Search 9,000+ open grants, or get matches ranked for your organization — free.
Focus Areas
Eligibility
How to Apply
Up to $0K
2030-02-28
- 1Confirm your organization is eligible for MIF Genetics & Therapeutics in Emphysema from NIH, checking organization type, location, and any population or project requirements.
- 2Gather the required documents and information, including your organization details, project plan, and budget figures.
- 3Draft your application narrative and budget addressing the funder's priorities and review criteria. FindGrants can draft each section for you to review and edit.
- 4Review every section against the requirements checklist, then export a submission-ready application pack and submit it to NIH before the deadline.
Don't want to draft it yourself?
We'll draft the complete application against NIH's requirements, run a quality review, and email you a submission-ready PDF plus an editable Word doc within 5 business days. Most orders deliver in 24-48 hours. Flat $399, any grant size.
AI Requirement Analysis
Detailed requirements not yet analyzed
Have the NOFO? Paste it below for AI-powered requirement analysis.
MIF Genetics & Therapeutics in Emphysema: Frequently Asked Questions
Who is eligible for the MIF Genetics & Therapeutics in Emphysema?
MIF Genetics & Therapeutics in Emphysema is offered by NIH and is generally open to university, nonprofit, healthcare org. It is open to organizations nationwide unless the funder specifies otherwise. Review the specific eligibility terms before applying, since funders set their own requirements around organization type, location, and the population or project being served.
How much funding does the MIF Genetics & Therapeutics in Emphysema provide?
MIF Genetics & Therapeutics in Emphysema provides an amount that varies by award per award from NIH. Actual award sizes depend on the scope of your project, available program funds, and the number of applicants, so build a budget that reflects realistic, allowable costs rather than the maximum figure.

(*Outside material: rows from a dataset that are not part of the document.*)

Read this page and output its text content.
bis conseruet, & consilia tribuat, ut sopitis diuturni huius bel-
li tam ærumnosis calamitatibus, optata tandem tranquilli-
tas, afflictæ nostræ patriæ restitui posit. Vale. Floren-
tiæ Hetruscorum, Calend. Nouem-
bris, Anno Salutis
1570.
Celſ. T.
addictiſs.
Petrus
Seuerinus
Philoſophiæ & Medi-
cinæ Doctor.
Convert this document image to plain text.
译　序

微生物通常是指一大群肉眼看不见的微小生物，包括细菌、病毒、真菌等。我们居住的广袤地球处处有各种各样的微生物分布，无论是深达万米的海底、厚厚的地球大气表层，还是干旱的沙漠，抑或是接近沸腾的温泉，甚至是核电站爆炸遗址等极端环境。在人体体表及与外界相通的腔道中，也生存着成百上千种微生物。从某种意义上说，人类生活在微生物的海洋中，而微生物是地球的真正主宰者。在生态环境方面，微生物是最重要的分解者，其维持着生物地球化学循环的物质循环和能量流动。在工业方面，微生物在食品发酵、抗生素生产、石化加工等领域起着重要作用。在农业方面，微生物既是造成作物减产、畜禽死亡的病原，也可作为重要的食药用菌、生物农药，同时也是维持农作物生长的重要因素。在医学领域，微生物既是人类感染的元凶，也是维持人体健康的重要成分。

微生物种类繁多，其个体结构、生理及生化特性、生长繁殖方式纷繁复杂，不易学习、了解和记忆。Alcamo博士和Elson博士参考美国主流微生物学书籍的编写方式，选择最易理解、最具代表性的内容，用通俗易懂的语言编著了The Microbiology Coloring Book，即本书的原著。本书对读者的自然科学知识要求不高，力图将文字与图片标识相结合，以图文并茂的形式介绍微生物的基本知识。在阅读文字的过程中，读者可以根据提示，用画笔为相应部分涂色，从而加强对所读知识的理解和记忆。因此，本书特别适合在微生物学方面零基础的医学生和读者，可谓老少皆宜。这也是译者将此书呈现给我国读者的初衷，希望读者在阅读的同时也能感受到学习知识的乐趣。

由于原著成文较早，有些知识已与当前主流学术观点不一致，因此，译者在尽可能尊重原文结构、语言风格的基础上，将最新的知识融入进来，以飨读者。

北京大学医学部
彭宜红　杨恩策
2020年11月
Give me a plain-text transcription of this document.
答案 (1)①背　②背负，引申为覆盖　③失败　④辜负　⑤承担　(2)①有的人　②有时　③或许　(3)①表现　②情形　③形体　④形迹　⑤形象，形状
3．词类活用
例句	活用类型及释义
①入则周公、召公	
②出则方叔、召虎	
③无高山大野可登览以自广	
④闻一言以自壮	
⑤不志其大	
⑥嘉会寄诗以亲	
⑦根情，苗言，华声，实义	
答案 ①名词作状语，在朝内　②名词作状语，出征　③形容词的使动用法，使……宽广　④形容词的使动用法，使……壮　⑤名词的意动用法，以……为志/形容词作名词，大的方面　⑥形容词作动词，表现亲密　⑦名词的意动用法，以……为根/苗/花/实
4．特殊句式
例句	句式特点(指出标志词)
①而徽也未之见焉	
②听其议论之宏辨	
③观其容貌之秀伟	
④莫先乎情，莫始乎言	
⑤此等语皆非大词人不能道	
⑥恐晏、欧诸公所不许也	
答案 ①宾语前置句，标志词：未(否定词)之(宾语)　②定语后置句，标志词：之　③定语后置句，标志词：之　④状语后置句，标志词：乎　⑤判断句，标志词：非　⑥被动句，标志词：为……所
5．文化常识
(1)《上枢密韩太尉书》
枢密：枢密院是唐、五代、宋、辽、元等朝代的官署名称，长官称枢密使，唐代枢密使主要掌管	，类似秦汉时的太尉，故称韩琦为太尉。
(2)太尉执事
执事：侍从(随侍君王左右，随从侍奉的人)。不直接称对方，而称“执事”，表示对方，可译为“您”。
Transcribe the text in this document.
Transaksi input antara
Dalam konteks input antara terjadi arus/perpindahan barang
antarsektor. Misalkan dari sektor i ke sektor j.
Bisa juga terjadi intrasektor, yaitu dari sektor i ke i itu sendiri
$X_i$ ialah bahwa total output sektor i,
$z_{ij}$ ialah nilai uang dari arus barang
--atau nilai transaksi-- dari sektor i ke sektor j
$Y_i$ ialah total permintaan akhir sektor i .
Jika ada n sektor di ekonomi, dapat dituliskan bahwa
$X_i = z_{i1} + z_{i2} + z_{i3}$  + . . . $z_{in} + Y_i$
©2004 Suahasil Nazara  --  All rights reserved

When is the MIF Genetics & Therapeutics in Emphysema deadline?
Applications for MIF Genetics & Therapeutics in Emphysema are due 2030-02-28 (open). Because deadlines can change, verify the date with the funder, NIH, and give yourself enough time to prepare a complete, competitive application before the close date.
How do you apply for the MIF Genetics & Therapeutics in Emphysema?
To apply for MIF Genetics & Therapeutics in Emphysema, confirm your eligibility, gather the required documents, and prepare a narrative and budget that address the funder's priorities. FindGrants guides you step by step and can draft each section, then exports a submission-ready application pack for this grant from NIH.